Get the best iteration from the booster.

Returns:

The best iteration, if early stopping was triggered.

getBoosterNumFeatures()[source]

Get the number of features from the booster.

Returns:

The number of features.

getBoosterNumTotalIterations()[source]

Get the total number of iterations trained.

Returns:

The total number of iterations trained.

getBoosterNumTotalModel()[source]

Get the total number of models trained.

Returns:

The total number of models.

getFeatureImportances(importance_type='split')[source]

Get the feature importances as a list. The importance_type can be “split” or “gain”.

getFeatureShaps(vector)[source]

Get the local shap feature importances.

getNativeModel()[source]

Get the native model serialized representation as a string.

saveNativeModel(filename, overwrite=True)[source]

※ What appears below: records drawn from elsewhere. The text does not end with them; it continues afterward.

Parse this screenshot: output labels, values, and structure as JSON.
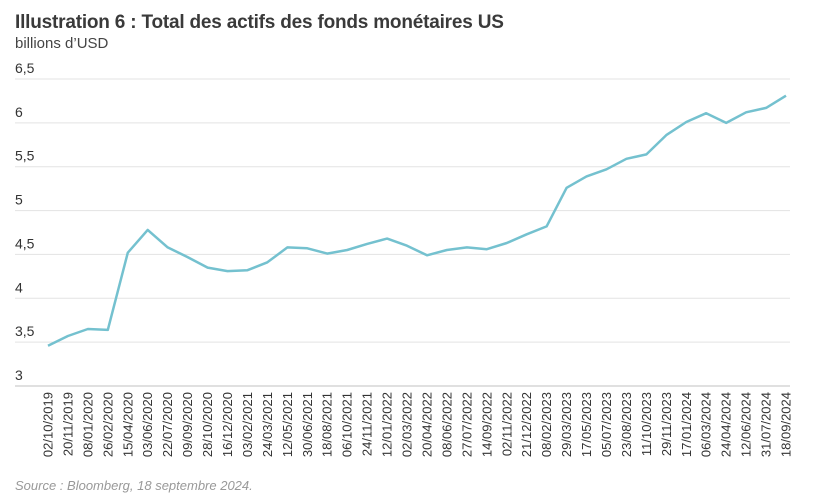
{
  "title": "Illustration 6 : Total des actifs des fonds monétaires US",
  "subtitle": "billions d’USD",
  "source": "Source : Bloomberg, 18 septembre 2024.",
  "chart_data": {
    "type": "line",
    "title": "Illustration 6 : Total des actifs des fonds monétaires US",
    "ylabel": "billions d’USD",
    "xlabel": "",
    "ylim": [
      3,
      6.5
    ],
    "yticks": [
      "3",
      "3,5",
      "4",
      "4,5",
      "5",
      "5,5",
      "6",
      "6,5"
    ],
    "ytick_values": [
      3,
      3.5,
      4,
      4.5,
      5,
      5.5,
      6,
      6.5
    ],
    "grid": true,
    "line_color": "#74c1cf",
    "categories": [
      "02/10/2019",
      "20/11/2019",
      "08/01/2020",
      "26/02/2020",
      "15/04/2020",
      "03/06/2020",
      "22/07/2020",
      "09/09/2020",
      "28/10/2020",
      "16/12/2020",
      "03/02/2021",
      "24/03/2021",
      "12/05/2021",
      "30/06/2021",
      "18/08/2021",
      "06/10/2021",
      "24/11/2021",
      "12/01/2022",
      "02/03/2022",
      "20/04/2022",
      "08/06/2022",
      "27/07/2022",
      "14/09/2022",
      "02/11/2022",
      "21/12/2022",
      "08/02/2023",
      "29/03/2023",
      "17/05/2023",
      "05/07/2023",
      "23/08/2023",
      "11/10/2023",
      "29/11/2023",
      "17/01/2024",
      "06/03/2024",
      "24/04/2024",
      "12/06/2024",
      "31/07/2024",
      "18/09/2024"
    ],
    "values": [
      3.46,
      3.57,
      3.65,
      3.64,
      4.52,
      4.78,
      4.58,
      4.47,
      4.35,
      4.31,
      4.32,
      4.41,
      4.58,
      4.57,
      4.51,
      4.55,
      4.62,
      4.68,
      4.6,
      4.49,
      4.55,
      4.58,
      4.56,
      4.63,
      4.73,
      4.82,
      5.26,
      5.39,
      5.47,
      5.59,
      5.64,
      5.86,
      6.01,
      6.11,
      6.0,
      6.12,
      6.17,
      6.31
    ]
  }
}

Save the booster as string format to a local or WASB remote location.

setPredictDisableShapeCheck(value=None)[source]

Set shape check or not when predict.

Module contents

SynapseML is an ecosystem of tools aimed towards expanding the distributed computing framework Apache Spark in several new directions. SynapseML adds many deep learning and data science tools to the Spark ecosystem, including seamless integration of Spark Machine Learning pipelines with Microsoft Cognitive Toolkit (CNTK), LightGBM and OpenCV. These tools enable powerful and highly-scalable predictive and analytical models for a variety of datasources.

SynapseML also brings new networking capabilities to the Spark Ecosystem. With the HTTP on Spark project, users can embed any web service into their SparkML models. In this vein, SynapseML provides easy to use SparkML transformers for a wide variety of Microsoft Cognitive Services. For production grade deployment, the Spark Serving project enables high throughput, sub-millisecond latency web services, backed by your Spark cluster.

SynapseML requires Scala 2.12, Spark 3.0+, and Python 3.6+.